The trust deed allows the buyer to borrow the $200,000 he needs from a lender for a period of one year. A third-party loan originator facilitates and underwrites the loan. In exchange for the efficiency and convenience of this loan option, the borrower pays a much higher mortgage rate than usual, typically between 8% and 12%. For the duration of the loan, the borrower makes monthly interest-only payments and then a balloon principal payment at the end of the loan term.

Hypothetically speaking, if you were the investor in this deal and agreed to a 10% APR, you can expect to receive 12 monthly interest payments of $1,667 over the life of the loan. This adds up to $20,000. Best of all, at the end of the loan period, the full amount of your original investment is returned to you. Should the borrower fail to make his monthly interest payments, you become the owner of the property.

If you like the general concept of trust deeds but do not want to deal with the hassle of tracking deals down, you may want to invest in a professionally managed trust deed fund. Average annual returns for these loans run between 8% and 11% and minimum investment amounts start as low as $50,000. These funds also tend to require that their investors are accredited by SEC standards.

Mitigating Risk

Since both trust deeds and peer-to-peer loans are held to maturity and have short loan terms, investors are protected from rising interest rates. With this in mind, these loans are not without risks.

If a borrower defaults on a trust deed loan and you are forced to take possession of the property, you may find that it is not worth what you invested in it. For this reason, it is important to always do your homework on a property prior to entering a trust deed. If you are concerned that you might not have the real estate knowledge to make a solid decision, consider consulting with an advisor who has a background in real estate.

Even trust deed funds have their risks.

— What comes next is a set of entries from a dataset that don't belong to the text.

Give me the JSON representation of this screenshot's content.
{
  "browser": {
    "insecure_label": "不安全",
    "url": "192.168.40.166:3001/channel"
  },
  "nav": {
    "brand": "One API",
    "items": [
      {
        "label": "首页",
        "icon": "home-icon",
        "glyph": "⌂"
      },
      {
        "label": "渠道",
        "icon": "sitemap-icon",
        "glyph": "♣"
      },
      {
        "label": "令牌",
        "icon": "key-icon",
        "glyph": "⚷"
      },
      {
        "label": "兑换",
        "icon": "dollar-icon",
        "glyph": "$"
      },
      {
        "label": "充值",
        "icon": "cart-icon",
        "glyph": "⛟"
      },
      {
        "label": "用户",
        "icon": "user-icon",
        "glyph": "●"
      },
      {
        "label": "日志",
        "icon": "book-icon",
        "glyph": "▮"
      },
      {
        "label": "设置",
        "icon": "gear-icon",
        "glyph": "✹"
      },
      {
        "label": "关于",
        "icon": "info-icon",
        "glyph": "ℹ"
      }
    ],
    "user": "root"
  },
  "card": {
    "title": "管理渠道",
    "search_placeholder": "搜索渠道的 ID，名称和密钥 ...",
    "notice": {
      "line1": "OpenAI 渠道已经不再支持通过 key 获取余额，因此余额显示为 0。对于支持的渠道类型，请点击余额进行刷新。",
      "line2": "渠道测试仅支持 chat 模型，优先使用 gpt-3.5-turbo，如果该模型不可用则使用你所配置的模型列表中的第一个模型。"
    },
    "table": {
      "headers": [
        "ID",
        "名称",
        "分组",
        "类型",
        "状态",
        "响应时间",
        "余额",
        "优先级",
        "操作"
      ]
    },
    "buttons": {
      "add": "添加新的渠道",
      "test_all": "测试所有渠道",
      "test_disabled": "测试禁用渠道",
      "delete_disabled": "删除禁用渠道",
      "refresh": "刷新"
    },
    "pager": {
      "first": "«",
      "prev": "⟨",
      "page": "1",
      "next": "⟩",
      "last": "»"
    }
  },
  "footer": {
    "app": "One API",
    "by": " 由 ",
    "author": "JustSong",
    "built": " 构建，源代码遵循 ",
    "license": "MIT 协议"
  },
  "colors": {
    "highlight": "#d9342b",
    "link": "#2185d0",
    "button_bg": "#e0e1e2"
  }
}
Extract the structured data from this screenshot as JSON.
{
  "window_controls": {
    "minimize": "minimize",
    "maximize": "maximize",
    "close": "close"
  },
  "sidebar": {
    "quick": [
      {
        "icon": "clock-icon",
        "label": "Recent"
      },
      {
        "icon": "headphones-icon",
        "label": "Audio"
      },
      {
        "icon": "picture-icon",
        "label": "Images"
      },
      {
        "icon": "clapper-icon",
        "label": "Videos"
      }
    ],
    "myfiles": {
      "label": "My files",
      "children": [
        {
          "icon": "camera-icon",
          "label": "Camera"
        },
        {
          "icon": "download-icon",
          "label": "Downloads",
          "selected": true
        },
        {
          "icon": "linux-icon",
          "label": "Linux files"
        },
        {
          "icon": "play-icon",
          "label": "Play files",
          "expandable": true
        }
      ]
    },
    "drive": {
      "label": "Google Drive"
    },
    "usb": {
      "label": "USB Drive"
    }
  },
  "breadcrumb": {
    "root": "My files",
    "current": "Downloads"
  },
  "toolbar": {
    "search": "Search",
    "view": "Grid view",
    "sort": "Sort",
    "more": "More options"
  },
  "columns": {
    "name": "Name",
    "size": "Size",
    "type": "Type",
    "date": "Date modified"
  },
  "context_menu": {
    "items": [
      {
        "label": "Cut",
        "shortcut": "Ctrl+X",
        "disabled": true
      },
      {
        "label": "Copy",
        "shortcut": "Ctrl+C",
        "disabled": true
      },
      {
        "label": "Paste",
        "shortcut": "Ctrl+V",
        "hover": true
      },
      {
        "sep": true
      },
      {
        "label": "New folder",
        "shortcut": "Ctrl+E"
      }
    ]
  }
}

These funds may not necessarily protect you in the event that the real estate market crashes. Many trust deed funds fell through in 2008. You can help minimize this risk by investing in trust deed funds with a good track record during market downturns. Even this will not guarantee that they will survive the next one unscathed. Before you invest, always take some time to analyze the fund’s portfolio and loan loss reserves.

Peer-to-Peer loans are not without risk. Returns from these loans are based on loan repayments. In the event that a borrower defaults, there are no guarantees or protections for investors.

Always seek the advice of a financial professional before investing in peer-to-peer loans or trust deeds. While both investment types can generate great income during a time when returns are low, always remember to exercise caution.